Technology Should’ve Stopped at Texts
I love my phone. It’s shiny. It tells me how high to benchmark my self-esteem. It shrivels whatever part of my brain keeps me attentive. What’s not to love?
I’m a technology addict. Not in the I-am-a-tech-savante-who-dreams-in-code kind of way. More like a Curios George monkey-seeing-a-magic-trick kind of way. My daily phone screen time averages 4 hours/day in a good week, and I’ll be honest, I’m ashamed to tell you what it is on a bad week.
Thanks, Ted.
My life is undoubtedly tech-enabled. I don’t get an almanac by owl to know the weather. I read my Weather app like a grown ass adult. Every element of my life lives in an air-conditioned server room in some desert. Every person I care about exists in my anxiety rectangle.
I’m losing a teeny bit of in-person skill every time I text somebody.
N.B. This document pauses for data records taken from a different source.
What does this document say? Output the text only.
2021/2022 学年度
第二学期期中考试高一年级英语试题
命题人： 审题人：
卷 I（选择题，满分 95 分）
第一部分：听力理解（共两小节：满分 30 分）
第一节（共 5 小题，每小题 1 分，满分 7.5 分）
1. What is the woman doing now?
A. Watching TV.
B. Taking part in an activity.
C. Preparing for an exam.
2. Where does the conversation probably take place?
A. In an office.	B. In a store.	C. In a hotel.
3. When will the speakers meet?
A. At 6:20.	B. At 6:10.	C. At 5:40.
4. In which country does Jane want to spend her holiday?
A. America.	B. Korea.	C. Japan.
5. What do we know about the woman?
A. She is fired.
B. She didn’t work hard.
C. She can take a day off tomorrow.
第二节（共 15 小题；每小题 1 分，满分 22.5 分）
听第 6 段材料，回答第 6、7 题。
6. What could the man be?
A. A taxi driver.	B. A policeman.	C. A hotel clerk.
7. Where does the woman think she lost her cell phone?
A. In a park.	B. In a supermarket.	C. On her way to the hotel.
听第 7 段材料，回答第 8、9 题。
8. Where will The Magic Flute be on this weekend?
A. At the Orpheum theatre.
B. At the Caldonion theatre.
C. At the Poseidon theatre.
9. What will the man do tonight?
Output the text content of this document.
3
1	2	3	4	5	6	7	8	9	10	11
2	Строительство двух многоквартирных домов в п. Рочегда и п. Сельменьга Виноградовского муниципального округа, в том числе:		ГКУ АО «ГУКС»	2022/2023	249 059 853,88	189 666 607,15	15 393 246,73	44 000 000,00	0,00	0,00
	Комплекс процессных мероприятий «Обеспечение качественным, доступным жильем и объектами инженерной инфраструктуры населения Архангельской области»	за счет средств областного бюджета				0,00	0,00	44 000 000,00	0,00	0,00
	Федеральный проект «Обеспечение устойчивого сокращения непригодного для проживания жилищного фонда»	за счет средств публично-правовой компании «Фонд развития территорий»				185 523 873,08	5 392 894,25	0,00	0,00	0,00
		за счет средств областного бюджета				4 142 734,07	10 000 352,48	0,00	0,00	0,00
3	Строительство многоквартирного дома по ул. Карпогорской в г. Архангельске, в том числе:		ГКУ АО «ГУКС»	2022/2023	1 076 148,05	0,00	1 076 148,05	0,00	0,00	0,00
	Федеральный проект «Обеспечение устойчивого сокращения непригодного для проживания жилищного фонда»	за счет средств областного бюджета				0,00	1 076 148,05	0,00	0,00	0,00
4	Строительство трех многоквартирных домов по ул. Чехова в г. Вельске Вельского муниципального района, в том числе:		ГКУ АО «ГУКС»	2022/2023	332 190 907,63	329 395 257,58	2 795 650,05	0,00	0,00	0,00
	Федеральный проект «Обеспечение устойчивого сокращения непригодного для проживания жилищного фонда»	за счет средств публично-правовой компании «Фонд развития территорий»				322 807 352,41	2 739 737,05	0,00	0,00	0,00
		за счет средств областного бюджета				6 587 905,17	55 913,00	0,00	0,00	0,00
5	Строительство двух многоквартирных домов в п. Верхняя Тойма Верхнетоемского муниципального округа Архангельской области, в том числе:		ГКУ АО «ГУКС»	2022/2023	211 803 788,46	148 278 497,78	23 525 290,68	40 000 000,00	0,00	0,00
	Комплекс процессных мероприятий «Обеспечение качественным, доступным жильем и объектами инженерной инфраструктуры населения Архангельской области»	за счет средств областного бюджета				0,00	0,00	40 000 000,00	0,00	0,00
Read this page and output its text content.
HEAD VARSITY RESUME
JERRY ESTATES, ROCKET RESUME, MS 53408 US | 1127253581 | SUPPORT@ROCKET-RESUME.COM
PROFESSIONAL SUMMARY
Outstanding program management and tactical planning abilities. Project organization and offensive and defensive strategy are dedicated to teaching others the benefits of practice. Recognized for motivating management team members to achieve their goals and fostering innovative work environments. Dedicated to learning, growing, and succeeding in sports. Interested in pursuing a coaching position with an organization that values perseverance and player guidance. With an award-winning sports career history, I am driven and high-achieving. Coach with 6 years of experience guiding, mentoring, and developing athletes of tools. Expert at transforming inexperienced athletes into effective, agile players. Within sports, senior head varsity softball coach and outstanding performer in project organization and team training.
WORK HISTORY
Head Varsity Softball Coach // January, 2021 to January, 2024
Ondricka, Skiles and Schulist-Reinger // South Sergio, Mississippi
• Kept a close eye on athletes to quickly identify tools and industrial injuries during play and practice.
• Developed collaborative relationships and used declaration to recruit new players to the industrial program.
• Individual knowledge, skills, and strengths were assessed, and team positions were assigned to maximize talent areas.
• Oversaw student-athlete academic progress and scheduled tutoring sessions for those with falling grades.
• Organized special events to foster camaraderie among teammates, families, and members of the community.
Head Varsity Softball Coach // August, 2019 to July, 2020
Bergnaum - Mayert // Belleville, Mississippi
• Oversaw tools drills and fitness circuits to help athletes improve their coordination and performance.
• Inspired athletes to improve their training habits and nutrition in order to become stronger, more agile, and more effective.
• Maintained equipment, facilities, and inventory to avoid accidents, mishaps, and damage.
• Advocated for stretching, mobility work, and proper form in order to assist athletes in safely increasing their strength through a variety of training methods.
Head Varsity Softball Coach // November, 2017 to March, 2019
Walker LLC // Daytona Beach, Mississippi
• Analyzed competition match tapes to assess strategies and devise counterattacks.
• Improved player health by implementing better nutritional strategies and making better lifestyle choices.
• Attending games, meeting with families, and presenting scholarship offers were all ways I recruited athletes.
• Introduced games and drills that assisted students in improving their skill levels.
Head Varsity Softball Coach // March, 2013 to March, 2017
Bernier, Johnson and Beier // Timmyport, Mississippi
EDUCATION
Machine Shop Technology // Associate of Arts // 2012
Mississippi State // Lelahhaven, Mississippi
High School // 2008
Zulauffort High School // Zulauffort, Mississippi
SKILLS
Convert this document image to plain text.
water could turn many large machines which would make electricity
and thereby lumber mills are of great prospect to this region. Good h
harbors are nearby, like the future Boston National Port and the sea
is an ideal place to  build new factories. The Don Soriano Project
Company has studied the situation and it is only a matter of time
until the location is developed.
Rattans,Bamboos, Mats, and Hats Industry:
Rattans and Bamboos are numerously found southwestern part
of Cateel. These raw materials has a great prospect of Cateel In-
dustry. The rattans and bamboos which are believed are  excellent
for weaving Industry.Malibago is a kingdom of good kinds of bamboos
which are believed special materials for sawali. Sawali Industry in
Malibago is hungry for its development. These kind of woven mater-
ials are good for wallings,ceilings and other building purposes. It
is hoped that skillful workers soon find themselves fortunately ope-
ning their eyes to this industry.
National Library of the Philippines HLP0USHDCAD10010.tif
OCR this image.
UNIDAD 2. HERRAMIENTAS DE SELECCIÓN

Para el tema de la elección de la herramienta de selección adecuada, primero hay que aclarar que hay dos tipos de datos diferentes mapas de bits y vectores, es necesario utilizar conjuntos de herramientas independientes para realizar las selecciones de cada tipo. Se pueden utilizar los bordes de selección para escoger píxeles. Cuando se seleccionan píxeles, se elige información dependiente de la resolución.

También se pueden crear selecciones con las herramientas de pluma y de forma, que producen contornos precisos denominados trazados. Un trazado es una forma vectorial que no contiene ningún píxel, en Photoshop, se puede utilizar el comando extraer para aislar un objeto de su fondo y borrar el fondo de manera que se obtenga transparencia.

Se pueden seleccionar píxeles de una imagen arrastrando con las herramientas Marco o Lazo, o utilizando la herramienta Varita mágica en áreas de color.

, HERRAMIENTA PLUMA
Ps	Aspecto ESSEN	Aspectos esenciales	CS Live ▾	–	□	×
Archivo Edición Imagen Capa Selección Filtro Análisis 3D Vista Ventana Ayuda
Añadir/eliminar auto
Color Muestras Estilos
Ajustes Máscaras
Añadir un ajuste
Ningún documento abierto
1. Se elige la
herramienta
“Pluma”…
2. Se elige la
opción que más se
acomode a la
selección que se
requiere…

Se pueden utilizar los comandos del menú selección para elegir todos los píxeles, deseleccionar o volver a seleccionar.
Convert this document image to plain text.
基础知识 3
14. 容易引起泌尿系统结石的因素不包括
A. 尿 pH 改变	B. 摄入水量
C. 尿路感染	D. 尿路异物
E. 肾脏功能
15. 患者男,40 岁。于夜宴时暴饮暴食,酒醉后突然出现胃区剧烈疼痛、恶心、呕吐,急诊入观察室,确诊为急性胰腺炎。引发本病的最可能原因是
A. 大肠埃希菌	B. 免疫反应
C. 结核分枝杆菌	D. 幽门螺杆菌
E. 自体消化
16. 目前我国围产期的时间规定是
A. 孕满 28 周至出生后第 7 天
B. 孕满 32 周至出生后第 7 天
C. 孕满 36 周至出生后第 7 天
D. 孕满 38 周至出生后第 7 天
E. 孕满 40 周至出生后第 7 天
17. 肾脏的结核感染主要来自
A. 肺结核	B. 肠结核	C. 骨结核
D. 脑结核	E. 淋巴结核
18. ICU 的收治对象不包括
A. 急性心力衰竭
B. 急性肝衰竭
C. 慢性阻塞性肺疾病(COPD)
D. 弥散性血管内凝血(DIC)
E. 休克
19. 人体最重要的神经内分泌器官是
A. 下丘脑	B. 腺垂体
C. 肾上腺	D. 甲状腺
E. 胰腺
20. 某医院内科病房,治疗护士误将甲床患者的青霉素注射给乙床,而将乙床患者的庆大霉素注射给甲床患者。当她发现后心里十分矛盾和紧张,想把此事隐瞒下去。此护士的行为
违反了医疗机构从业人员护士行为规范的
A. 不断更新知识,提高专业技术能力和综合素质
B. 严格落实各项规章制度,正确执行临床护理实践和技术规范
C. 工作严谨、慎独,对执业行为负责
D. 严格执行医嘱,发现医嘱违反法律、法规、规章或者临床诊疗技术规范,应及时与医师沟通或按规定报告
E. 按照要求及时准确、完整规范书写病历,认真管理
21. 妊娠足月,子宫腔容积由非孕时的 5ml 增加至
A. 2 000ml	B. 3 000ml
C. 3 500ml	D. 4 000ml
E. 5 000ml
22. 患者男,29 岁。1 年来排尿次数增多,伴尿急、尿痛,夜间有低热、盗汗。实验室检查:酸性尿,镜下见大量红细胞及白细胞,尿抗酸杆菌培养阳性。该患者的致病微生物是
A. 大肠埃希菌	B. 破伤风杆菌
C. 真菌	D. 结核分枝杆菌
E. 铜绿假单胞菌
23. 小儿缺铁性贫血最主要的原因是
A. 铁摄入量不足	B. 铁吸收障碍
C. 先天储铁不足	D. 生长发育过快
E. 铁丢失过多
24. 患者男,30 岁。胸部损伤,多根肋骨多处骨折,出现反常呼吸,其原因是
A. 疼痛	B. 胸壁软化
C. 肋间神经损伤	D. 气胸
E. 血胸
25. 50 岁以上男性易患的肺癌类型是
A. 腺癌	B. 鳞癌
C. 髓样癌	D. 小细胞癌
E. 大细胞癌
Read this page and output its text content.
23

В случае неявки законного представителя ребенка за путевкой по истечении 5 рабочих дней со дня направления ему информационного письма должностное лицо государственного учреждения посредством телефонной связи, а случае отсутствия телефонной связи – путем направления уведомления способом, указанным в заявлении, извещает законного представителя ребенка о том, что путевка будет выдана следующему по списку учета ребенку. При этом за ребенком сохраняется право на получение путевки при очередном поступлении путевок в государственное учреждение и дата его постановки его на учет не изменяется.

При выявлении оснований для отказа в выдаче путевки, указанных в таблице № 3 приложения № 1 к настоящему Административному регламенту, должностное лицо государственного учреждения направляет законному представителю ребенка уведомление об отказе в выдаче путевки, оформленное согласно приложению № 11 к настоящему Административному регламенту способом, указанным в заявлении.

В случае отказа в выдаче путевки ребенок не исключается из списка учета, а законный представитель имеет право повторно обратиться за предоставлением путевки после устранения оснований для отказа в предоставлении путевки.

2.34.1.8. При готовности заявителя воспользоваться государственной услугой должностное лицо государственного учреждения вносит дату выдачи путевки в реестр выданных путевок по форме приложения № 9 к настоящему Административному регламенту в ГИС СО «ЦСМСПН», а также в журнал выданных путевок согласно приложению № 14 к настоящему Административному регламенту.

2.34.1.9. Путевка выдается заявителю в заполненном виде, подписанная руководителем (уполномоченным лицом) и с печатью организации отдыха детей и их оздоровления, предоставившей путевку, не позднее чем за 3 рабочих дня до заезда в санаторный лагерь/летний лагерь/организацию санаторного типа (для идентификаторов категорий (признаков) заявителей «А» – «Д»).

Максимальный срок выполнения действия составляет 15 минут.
I stutter more post-COVID than I’ve ever before. My tongue trips over itself whenever the brain wrinkles get going. I rarely finish a FaceTime call without compulsively opening another app that I don’t need to use.
When I’m particularly disciplined, I’ll toss my phone in my hands with—you won’t believe this—the screen turned off. That’s a win. I’m fighting back. But—I haven’t been quite able to kick this habit—when my phone lights up mid-toss, I stop tossing and unlock that bad boy like my life depends on it.
I’d still pass the Stanford Marshmallow Experiment. I can hold out on the sweet treats for long enough. But self-control doesn’t really mix well with my techno aura. I’m rewarded for being online. Friends think you’re a reliable person. Work colleagues see that you’re always on the clock. Cha-ching.
And—if I’m living in the moment—what am I going to do looking out my boredom window? I end up looking at people chasing lit up rectangles held in their own hands. Why can’t that be me but stationary? Seems like less work.
For what it’s worth, I’ve never used Tik Tok. I’m taking a bold stand here. I simply refuse to download it. It’s a rare case where laziness is good; in the sea of apps on my phone I don’t know where the app store is anymore. If you’re a particular three-letter overseas organization, then those previous sentences were jokes, and I love Tik Tok more than my heart can articulate.
I miss the days of minutes. I miss having to wait until my next billing cycle to get more texts. Unlimited everything is uninspired. I can spew whatever nonsense is in my head. Curation is dead: quantity over quality in full bloom, not that I had much quality to begin with.
When I can’t think of what to write next in an article—maybe like right now—I’ll open up a soon-to-be-Terminator tool to give me some inspiration.
Er—nothing really good this time. But I really love the praise.
You know, just the other day I was walking in a serene park where I could see a rainbow, just over yonder, and it’s like there’s this phantom itch in my brain whenever my phone is out of reach—a desperate clawing for that next hit of dopamine, the validation of a like or a comment.